Della sua professoressa - la cui storia racconto in Un nome (Giuntina) - Margherita Hack ha parlato diverse volte, con una fedeltà che trovo commovente. Lei, la scienziata affermata. Vi segnalo in particolare una conversazione con Daniela Gross pubblicata su Pagine ebraiche, con un titolo che forse è la cosa più bella: Ho scelto la libertà nel nome di Enrica.
Margherita Hack incontrò per l'ultima volta la sua professoressa in una via del centro di Firenze, quando ormai si era scatenata la grande caccia all'ebreo. Mi parve un animale braccato. Di lì a poco l'arrestarono e si suicidò nel carcere di Santa Verdiana, alla vigilia di quel treno che la avrebbe dovuto consegnare ai forni di Auschwitz.

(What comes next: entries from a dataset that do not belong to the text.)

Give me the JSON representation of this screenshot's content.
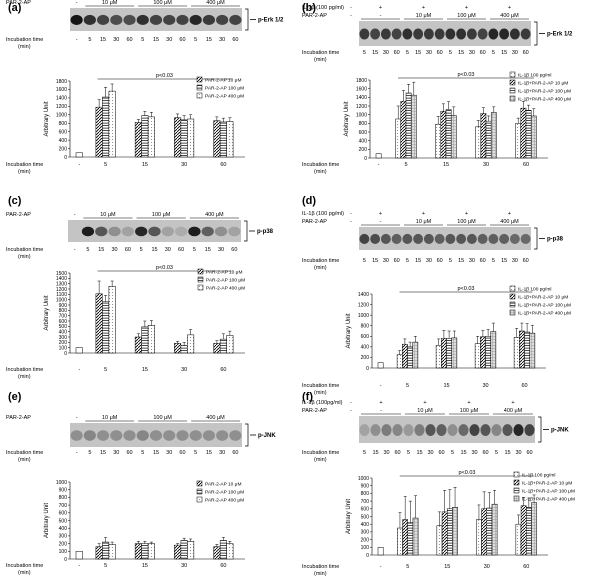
{
  "colors": {
    "ink": "#000000",
    "blot_bg": "#c4c4c4"
  },
  "chart_data": [
    {
      "type": "bar",
      "panel_label": "(a)",
      "band_label": "p-Erk 1/2",
      "treatment_rows": [
        {
          "label": "PAR-2-AP",
          "marks": [
            "-",
            "10 μM",
            "100 μM",
            "400 μM"
          ]
        }
      ],
      "incubation_label": [
        "Incubation time",
        "(min)"
      ],
      "lane_times": [
        "-",
        "5",
        "15",
        "30",
        "60",
        "5",
        "15",
        "30",
        "60",
        "5",
        "15",
        "30",
        "60"
      ],
      "group_labels": [
        "-",
        "5",
        "15",
        "30",
        "60"
      ],
      "ylabel": "Arbitrary Unit",
      "yticks": [
        "0",
        "200",
        "400",
        "600",
        "800",
        "1000",
        "1200",
        "1400",
        "1600",
        "1800"
      ],
      "ylim": [
        0,
        1800
      ],
      "significance": "p<0.03",
      "legend": [
        "PAR-2-AP 10 μM",
        "PAR-2-AP 100 μM",
        "PAR-2-AP 400 μM"
      ],
      "control": {
        "value": 100,
        "err": 20
      },
      "series": [
        {
          "name": "PAR-2-AP 10 μM",
          "values": [
            1180,
            820,
            930,
            860,
            800
          ],
          "errors": [
            180,
            70,
            90,
            90,
            110
          ]
        },
        {
          "name": "PAR-2-AP 100 μM",
          "values": [
            1420,
            980,
            880,
            830,
            780
          ],
          "errors": [
            230,
            100,
            100,
            90,
            80
          ]
        },
        {
          "name": "PAR-2-AP 400 μM",
          "values": [
            1560,
            950,
            900,
            840,
            820
          ],
          "errors": [
            170,
            110,
            100,
            90,
            90
          ]
        }
      ],
      "blot_intensity": [
        0.95,
        0.8,
        0.7,
        0.65,
        0.65,
        0.8,
        0.7,
        0.7,
        0.7,
        0.85,
        0.75,
        0.7,
        0.7
      ]
    },
    {
      "type": "bar",
      "panel_label": "(b)",
      "band_label": "p-Erk 1/2",
      "treatment_rows": [
        {
          "label": "IL-1β (100 pg/ml)",
          "marks": [
            "-",
            "+",
            "+",
            "+",
            "+"
          ]
        },
        {
          "label": "PAR-2-AP",
          "marks": [
            "-",
            "-",
            "10 μM",
            "100 μM",
            "400 μM"
          ]
        }
      ],
      "incubation_label": [
        "Incubation time",
        "(min)"
      ],
      "lane_times": [
        "5",
        "15",
        "30",
        "60",
        "5",
        "15",
        "30",
        "60",
        "5",
        "15",
        "30",
        "60",
        "5",
        "15",
        "30",
        "60"
      ],
      "group_labels": [
        "-",
        "5",
        "15",
        "30",
        "60"
      ],
      "ylabel": "Arbitrary Unit",
      "yticks": [
        "0",
        "200",
        "400",
        "600",
        "800",
        "1000",
        "1200",
        "1400",
        "1600",
        "1800"
      ],
      "ylim": [
        0,
        1800
      ],
      "significance": "p<0.03",
      "legend": [
        "IL-1β 100 pg/ml",
        "IL-1β+PAR-2-AP 10 μM",
        "IL-1β+PAR-2-AP 100 μM",
        "IL-1β+PAR-2-AP 400 μM"
      ],
      "control": {
        "value": 100,
        "err": 20
      },
      "series": [
        {
          "name": "IL-1β 100 pg/ml",
          "values": [
            900,
            780,
            720,
            800,
            720
          ],
          "errors": [
            300,
            180,
            150,
            120,
            130
          ]
        },
        {
          "name": "IL-1β+PAR-2-AP 10 μM",
          "values": [
            1310,
            1080,
            1030,
            1150,
            900
          ],
          "errors": [
            250,
            170,
            130,
            160,
            180
          ]
        },
        {
          "name": "IL-1β+PAR-2-AP 100 μM",
          "values": [
            1500,
            1120,
            850,
            1100,
            950
          ],
          "errors": [
            200,
            180,
            120,
            120,
            160
          ]
        },
        {
          "name": "IL-1β+PAR-2-AP 400 μM",
          "values": [
            1450,
            980,
            1050,
            970,
            770
          ],
          "errors": [
            300,
            200,
            130,
            170,
            170
          ]
        }
      ],
      "blot_intensity": [
        0.75,
        0.7,
        0.75,
        0.7,
        0.8,
        0.75,
        0.75,
        0.75,
        0.8,
        0.8,
        0.75,
        0.7,
        0.85,
        0.85,
        0.8,
        0.75
      ]
    },
    {
      "type": "bar",
      "panel_label": "(c)",
      "band_label": "p-p38",
      "treatment_rows": [
        {
          "label": "PAR-2-AP",
          "marks": [
            "-",
            "10 μM",
            "100 μM",
            "400 μM"
          ]
        }
      ],
      "incubation_label": [
        "Incubation time",
        "(min)"
      ],
      "lane_times": [
        "-",
        "5",
        "15",
        "30",
        "60",
        "5",
        "15",
        "30",
        "60",
        "5",
        "15",
        "30",
        "60"
      ],
      "group_labels": [
        "-",
        "5",
        "15",
        "30",
        "60"
      ],
      "ylabel": "Arbitrary Unit",
      "yticks": [
        "0",
        "100",
        "200",
        "300",
        "400",
        "500",
        "600",
        "700",
        "800",
        "900",
        "1000",
        "1100",
        "1200",
        "1300",
        "1400",
        "1500"
      ],
      "ylim": [
        0,
        1500
      ],
      "significance": "p<0.03",
      "legend": [
        "PAR-2-AP 10 μM",
        "PAR-2-AP 100 μM",
        "PAR-2-AP 400 μM"
      ],
      "control": {
        "value": 100,
        "err": 15
      },
      "series": [
        {
          "name": "PAR-2-AP 10 μM",
          "values": [
            1110,
            300,
            180,
            180,
            200
          ],
          "errors": [
            240,
            60,
            40,
            50,
            60
          ]
        },
        {
          "name": "PAR-2-AP 100 μM",
          "values": [
            960,
            490,
            140,
            260,
            260
          ],
          "errors": [
            120,
            110,
            60,
            100,
            70
          ]
        },
        {
          "name": "PAR-2-AP 400 μM",
          "values": [
            1250,
            520,
            340,
            330,
            200
          ],
          "errors": [
            100,
            90,
            100,
            80,
            50
          ]
        }
      ],
      "blot_intensity": [
        0.0,
        0.9,
        0.6,
        0.3,
        0.2,
        0.85,
        0.6,
        0.2,
        0.15,
        0.9,
        0.55,
        0.3,
        0.2
      ]
    },
    {
      "type": "bar",
      "panel_label": "(d)",
      "band_label": "p-p38",
      "treatment_rows": [
        {
          "label": "IL-1β (100 pg/ml)",
          "marks": [
            "-",
            "+",
            "+",
            "+",
            "+"
          ]
        },
        {
          "label": "PAR-2-AP",
          "marks": [
            "-",
            "-",
            "10 μM",
            "100 μM",
            "400 μM"
          ]
        }
      ],
      "incubation_label": [
        "Incubation time",
        "(min)"
      ],
      "lane_times": [
        "5",
        "15",
        "30",
        "60",
        "5",
        "15",
        "30",
        "60",
        "5",
        "15",
        "30",
        "60",
        "5",
        "15",
        "30",
        "60"
      ],
      "group_labels": [
        "-",
        "5",
        "15",
        "30",
        "60"
      ],
      "ylabel": "Arbitrary Unit",
      "yticks": [
        "0",
        "200",
        "400",
        "600",
        "800",
        "1000",
        "1200",
        "1400"
      ],
      "ylim": [
        0,
        1400
      ],
      "significance": "p<0.03",
      "legend": [
        "IL-1β 100 pg/ml",
        "IL-1β+PAR-2-AP 10 μM",
        "IL-1β+PAR-2-AP 100 μM",
        "IL-1β+PAR-2-AP 400 μM"
      ],
      "control": {
        "value": 100,
        "err": 20
      },
      "series": [
        {
          "name": "IL-1β 100 pg/ml",
          "values": [
            250,
            430,
            460,
            580,
            460
          ],
          "errors": [
            80,
            120,
            140,
            170,
            150
          ]
        },
        {
          "name": "IL-1β+PAR-2-AP 10 μM",
          "values": [
            450,
            560,
            590,
            700,
            660
          ],
          "errors": [
            100,
            150,
            120,
            150,
            140
          ]
        },
        {
          "name": "IL-1β+PAR-2-AP 100 μM",
          "values": [
            400,
            560,
            600,
            680,
            580
          ],
          "errors": [
            90,
            140,
            130,
            160,
            130
          ]
        },
        {
          "name": "IL-1β+PAR-2-AP 400 μM",
          "values": [
            490,
            570,
            690,
            660,
            510
          ],
          "errors": [
            110,
            130,
            160,
            150,
            120
          ]
        }
      ],
      "blot_intensity": [
        0.7,
        0.65,
        0.6,
        0.55,
        0.6,
        0.6,
        0.6,
        0.55,
        0.6,
        0.6,
        0.6,
        0.55,
        0.55,
        0.55,
        0.5,
        0.5
      ]
    },
    {
      "type": "bar",
      "panel_label": "(e)",
      "band_label": "p-JNK",
      "treatment_rows": [
        {
          "label": "PAR-2-AP",
          "marks": [
            "-",
            "10 μM",
            "100 μM",
            "400 μM"
          ]
        }
      ],
      "incubation_label": [
        "Incubation time",
        "(min)"
      ],
      "lane_times": [
        "-",
        "5",
        "15",
        "30",
        "60",
        "5",
        "15",
        "30",
        "60",
        "5",
        "15",
        "30",
        "60"
      ],
      "group_labels": [
        "-",
        "5",
        "15",
        "30",
        "60"
      ],
      "ylabel": "Arbitrary Unit",
      "yticks": [
        "0",
        "100",
        "200",
        "300",
        "400",
        "500",
        "600",
        "700",
        "800",
        "900",
        "1000"
      ],
      "ylim": [
        0,
        1000
      ],
      "significance": "",
      "legend": [
        "PAR-2-AP 10 μM",
        "PAR-2-AP 100 μM",
        "PAR-2-AP 400 μM"
      ],
      "control": {
        "value": 100,
        "err": 15
      },
      "series": [
        {
          "name": "PAR-2-AP 10 μM",
          "values": [
            160,
            200,
            180,
            160,
            170
          ],
          "errors": [
            40,
            30,
            20,
            30,
            30
          ]
        },
        {
          "name": "PAR-2-AP 100 μM",
          "values": [
            220,
            200,
            240,
            240,
            210
          ],
          "errors": [
            60,
            30,
            30,
            40,
            30
          ]
        },
        {
          "name": "PAR-2-AP 400 μM",
          "values": [
            190,
            200,
            230,
            200,
            300
          ],
          "errors": [
            30,
            20,
            30,
            30,
            40
          ]
        }
      ],
      "blot_intensity": [
        0.3,
        0.35,
        0.3,
        0.3,
        0.3,
        0.35,
        0.3,
        0.3,
        0.3,
        0.3,
        0.3,
        0.3,
        0.3
      ]
    },
    {
      "type": "bar",
      "panel_label": "(f)",
      "band_label": "p-JNK",
      "treatment_rows": [
        {
          "label": "IL-1β (100pg/ml)",
          "marks": [
            "-",
            "+",
            "+",
            "+",
            "+"
          ]
        },
        {
          "label": "PAR-2-AP",
          "marks": [
            "-",
            "-",
            "10 μM",
            "100 μM",
            "400 μM"
          ]
        }
      ],
      "incubation_label": [
        "Incubation time",
        "(min)"
      ],
      "lane_times": [
        "5",
        "15",
        "30",
        "60",
        "5",
        "15",
        "30",
        "60",
        "5",
        "15",
        "30",
        "60",
        "5",
        "15",
        "30",
        "60"
      ],
      "group_labels": [
        "-",
        "5",
        "15",
        "30",
        "60"
      ],
      "ylabel": "Arbitrary Unit",
      "yticks": [
        "0",
        "100",
        "200",
        "300",
        "400",
        "500",
        "600",
        "700",
        "800",
        "900",
        "1000"
      ],
      "ylim": [
        0,
        1000
      ],
      "significance": "p<0.03",
      "legend": [
        "IL-1β 100 pg/ml",
        "IL-1β+PAR-2-AP 10 μM",
        "IL-1β+PAR-2-AP 100 μM",
        "IL-1β+PAR-2-AP 400 μM"
      ],
      "control": {
        "value": 100,
        "err": 20
      },
      "series": [
        {
          "name": "IL-1β 100 pg/ml",
          "values": [
            350,
            380,
            460,
            400,
            380
          ],
          "errors": [
            200,
            180,
            190,
            120,
            110
          ]
        },
        {
          "name": "IL-1β+PAR-2-AP 10 μM",
          "values": [
            460,
            560,
            600,
            640,
            420
          ],
          "errors": [
            300,
            280,
            220,
            110,
            150
          ]
        },
        {
          "name": "IL-1β+PAR-2-AP 100 μM",
          "values": [
            420,
            600,
            610,
            620,
            440
          ],
          "errors": [
            280,
            250,
            200,
            120,
            120
          ]
        },
        {
          "name": "IL-1β+PAR-2-AP 400 μM",
          "values": [
            480,
            620,
            660,
            680,
            460
          ],
          "errors": [
            290,
            260,
            180,
            100,
            110
          ]
        }
      ],
      "blot_intensity": [
        0.2,
        0.3,
        0.4,
        0.35,
        0.25,
        0.4,
        0.6,
        0.55,
        0.3,
        0.5,
        0.7,
        0.6,
        0.35,
        0.6,
        0.85,
        0.7
      ]
    }
  ]
}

Di Enrica Calabresi fino a qualche anno fa era rimasto solo il nome, che non era facile collegare nemmeno all'orrore delle persecuzioni razziali. Sono contento di aver scritto un libro su di lei. Sono contento che Margherita Hack ci abbai dimostrato che scrutare le stelle non è un buon motivo per ignorare le storie degli uomini.
I professori che valgono hanno sempre buoni allievi. E viceversa.